Big data and IoT 'will bring £322bn to UK economy by 2020'
Manufacturing, professional services, retail banking and telecoms will benefit the most
Big data analytics and the internet of things (IoT) are set to contribute around £322 billion to the economy over five years, according to economics think tank Cebr.
The figures for 2015-2020 come from research by the Centre for Economics and Business Research (Cebr) and analytics software firm SAS, and follow Cebr's 2012 research into the impact of big data on the UK economy between 2012 and 2017.
Mark Wilkinson, SAS regional vice president for Northern Europe and Russia, said: "The combined benefits of IoT and big data will fuel our economy like nothing else. The global environment continues to be in a state of flux, with only one thing certain – that everything is changing.
"Just under half of UK businesses are not using any form of big data analytics, and those that are will sometimes be using it infrequently in just one or a few areas of the business. Less than one in three have adopted IoT."
Adoption of big data analytics alone is estimated to bring in around £40 billion a year to the UK economy until 2020.
Meanwhile, the cumulative value of data equity is estimated to be £241 billion, made up of £220 billion in efficiency savings, £12 billion from innovation and £8 billion from business creation.
The economic benefit of IoT will be similarly huge, the report found, with the technology expected to contribute £81 billion to the economy over the five year period.

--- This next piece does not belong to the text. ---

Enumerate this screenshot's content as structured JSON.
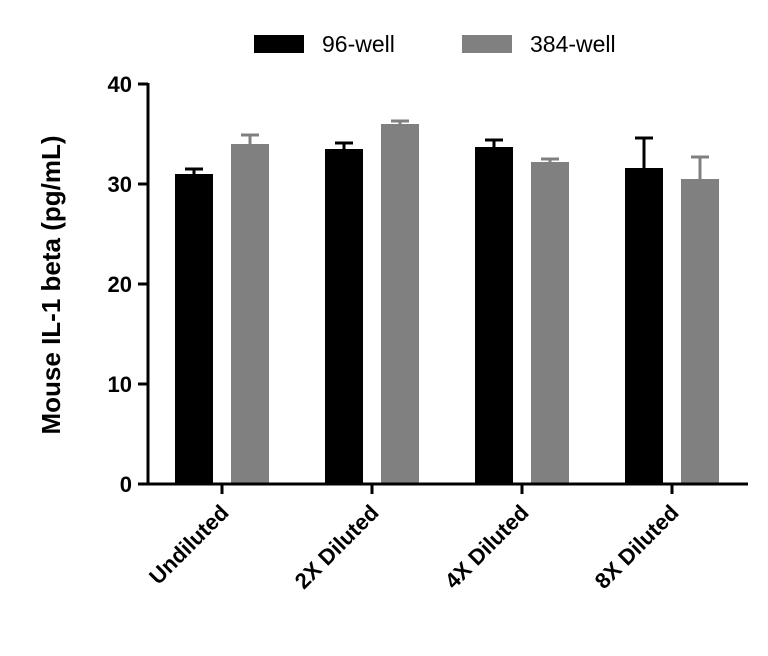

Last year, the estimated value of IoT totalled around £13 billion, expected to rise to £16 billion by 2020.
SAS said manufacturing, professional services, retail banking and telecoms would benefit the most, and IoT adoption is expected to rise from 30 per cent to 43 per cent across all industries.
Graham Brough, Cebr CEO, said: "Collecting and storing data is only the beginning. It is the application of analytics that allows the UK to harness the benefits of big data and the IoT. Our research finds that the majority of firms have implemented between one and three big data analytics solutions.
"However, the key is making sure those solutions are extracting maximum insight which is then turned into business actions. IoT is earlier in its lifecycle, and will provide more data for analysis in areas that may be new to analytics, reinforcing the potential benefits to the UK economy."
The report's findings were based on 409 online interviews of IT decision makers across manufacturing, retail, insurance, investment banking, retail banking, government, healthcare, energy/utilities, transport/logistics, telecoms and professional services, conducted by Opinium.